My picture for the year came to my mind this morning as I was reading Matthew 11:25-30, an old-fashioned yoke with the dawn's light filtering through. So clear in my mind, I felt it would just show up in images, but that is not happening. I guess I have to capture the picture myself by going to the old farm museum in Mercer.
The scene describes how I want to be yoked with Jesus, taking His burden, that is easy and light. I do not want to step out this year without Jesus with me. The new day's rays behind the yoke would show the new year, the newness of following Jesus every day. I love to waken the dawn, that is when I pray the most and listen to the still small voice.
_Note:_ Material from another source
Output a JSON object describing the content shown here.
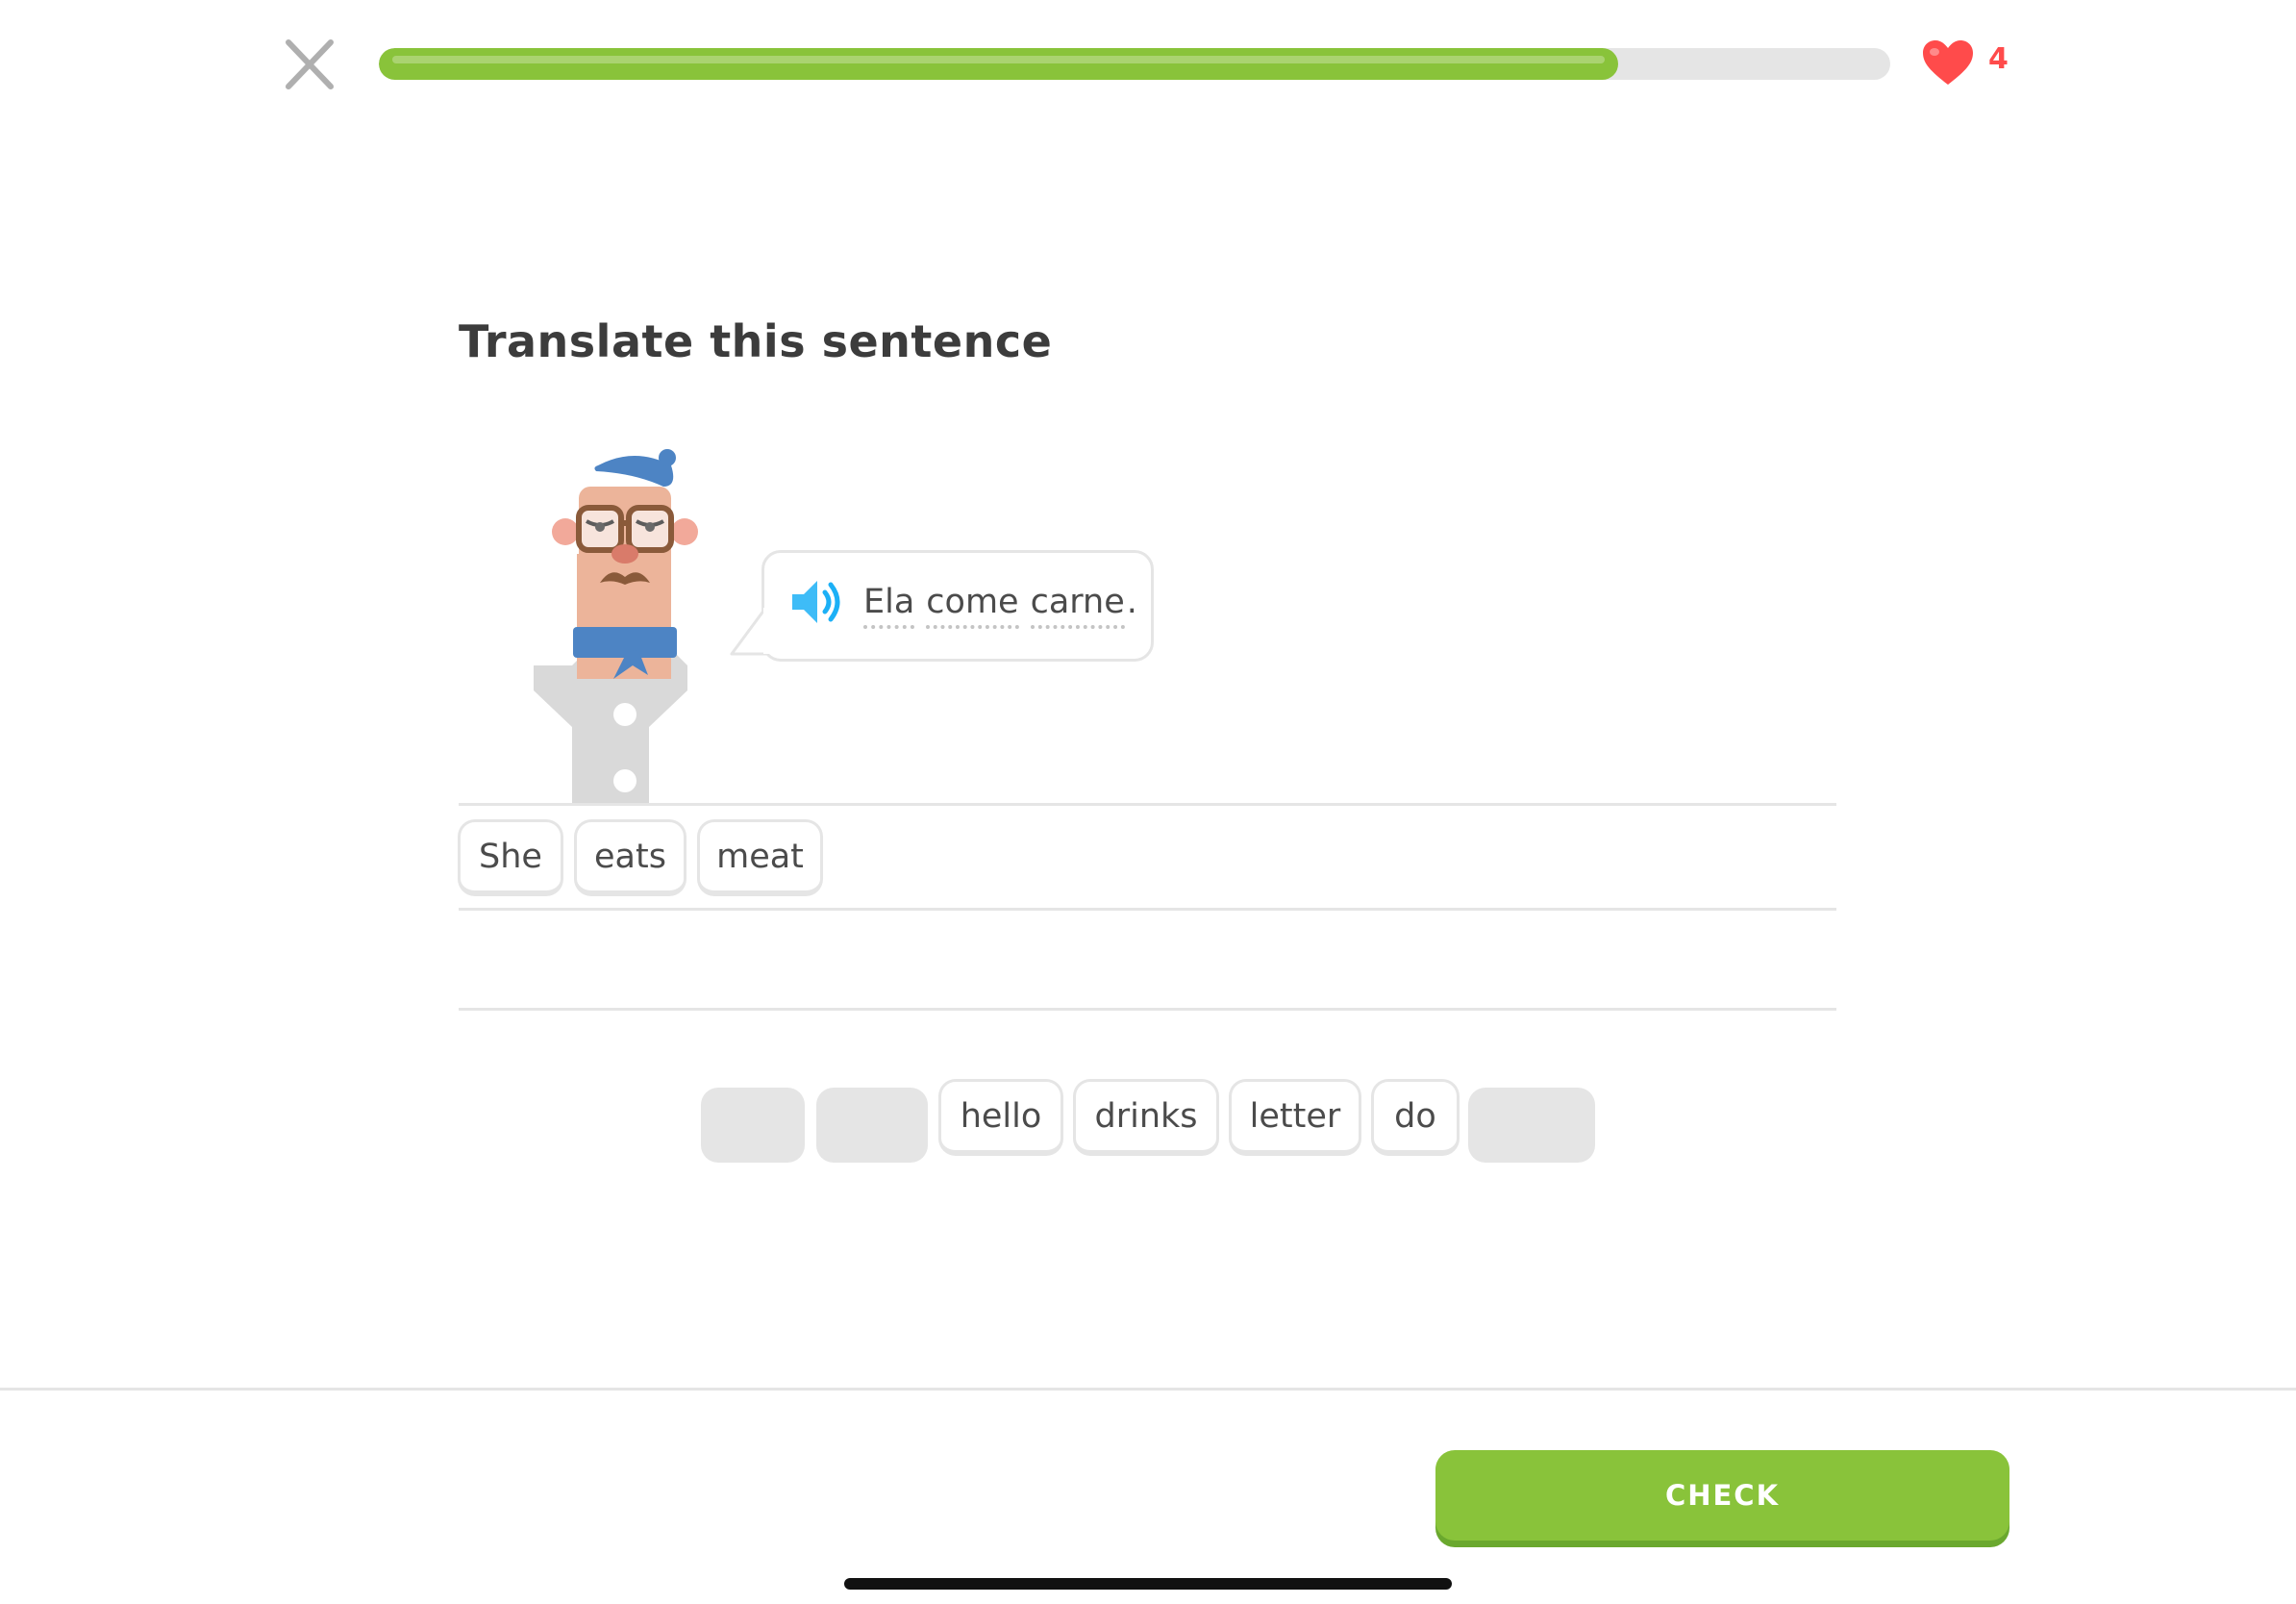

After I had felt this was my picture for the year, the sun shone brightly through thinner clouds than the thick ones smothering the day, but the blue sky didn't reveal itself. I absorbed the filtered sun as it penetrated my mood. A symbol that the Light is always shining in my life, even when oppression of gray bears down on me. The oppression, like the clouds today, may not go away immediately, but the Light shines behind the clearing of the layers, always ready for me to see.
Jesus said it best, of course, "I will never leave you, nor forsake you."
This year as I plow ahead with my writing, continuing with my nursing and living life, I pray for that yoke to never leave me as I allow the burden of Christ to be the only one I carry.